Still, residents have complained that landlords aren't being held accountable for fixing issues– so we took their concerns to Code Enforcement Director Alex Olszowy III.

COVID 19:

Olszowy says the number of complaints is down since the pandemic, and his office isn't facing COVID delays or staff shortages.

They will only inspect essential complaints in-person due to COVID-19.

Non-essential inspections are those not considered a health or safety hazard, like a small hole in the wall, flaking paint, or worn carpet.
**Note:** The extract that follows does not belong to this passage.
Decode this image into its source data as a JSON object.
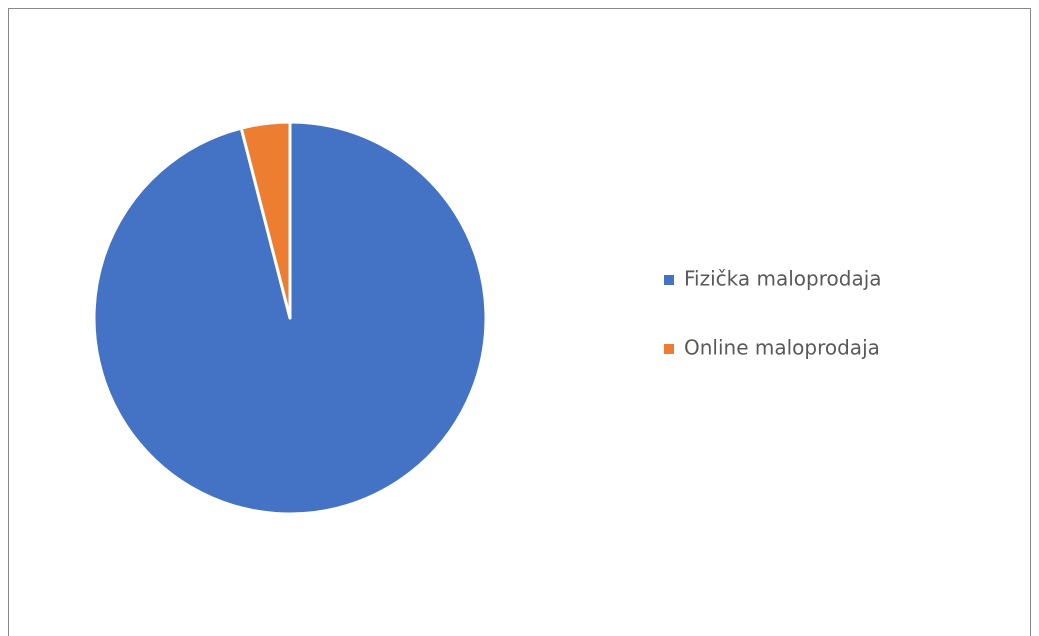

"We aren't doing non-essential inspections for lack of a better word. If it's not a safety issue, we're saying we'll just let the landlords know. Keep in touch with your tenant. We won't necessarily dismiss your case, but we will not be issuing citations for those kinds of things until further notice," explained Olszowy.

TIMELINE:

Olszowy says owners are given 60 days, 30 days, or 7 days to fix violations.

This January, a family on Lexington's westside with mold, filed a complaint and the department gave the property owner 60 days to resolve the issue before having to pay a fine.

That family told LEX 18 that timeline is too long because their young children's health is being affected.

When asked about the timeline in general, Olszowy said they don't have much authority to change it. They must follow the rules set out in the city ordinances and state law.

"Sometimes people are just not happy with something but that doesn't necessarily make it a violation of an ordinance," said Olszowy. "We get confused for a lot of things. They just see code enforcement and think we're the clearinghouse to fix anything that has to do with a law. We are in a short section of ordinances charged with our ability to deal with things."

Olszowy says code enforcement does not fix issues themselves, they oversee that the work gets done for the safety of the public.

WHY CASES ARE CANCELLED/UNRESOLVED:

Cases across Lexington can go unresolved for a variety of reasons.

Many cases are closed because Code Enforcement wasn't able to get in touch with the person who made the complaint or the person doesn't answer the door.

Without looking at the suspected violation, they are unable to rule one way or the other.

Owszowy says they'll visit the address three times before they close the unresolved case.

"They didn't really want us in. They just wanted us to get the landlord to do something about fixing something in their apartment. But it doesn't work that way, because our job is validating them in order to get it fixed. We don't take people's words for it. We don't take their pictures. You know, we don't know where that is unless we physically see it and the location in order to process the violations," said Owszowy.

He says 80% of the complaints they get are anonymous.

IS THE SYSTEM WORKING?:

We asked Owszowy if he felt like landlords were being held accountable.

"There's some people I think it works better for than others. I think when we get cooperation, the system works fine. When we have some owners that resist us or don't think we have any business interfering with their business it can cause tension," said Owszowy.

Others say the fines need to increase to provide more of an incentive for owners to follow.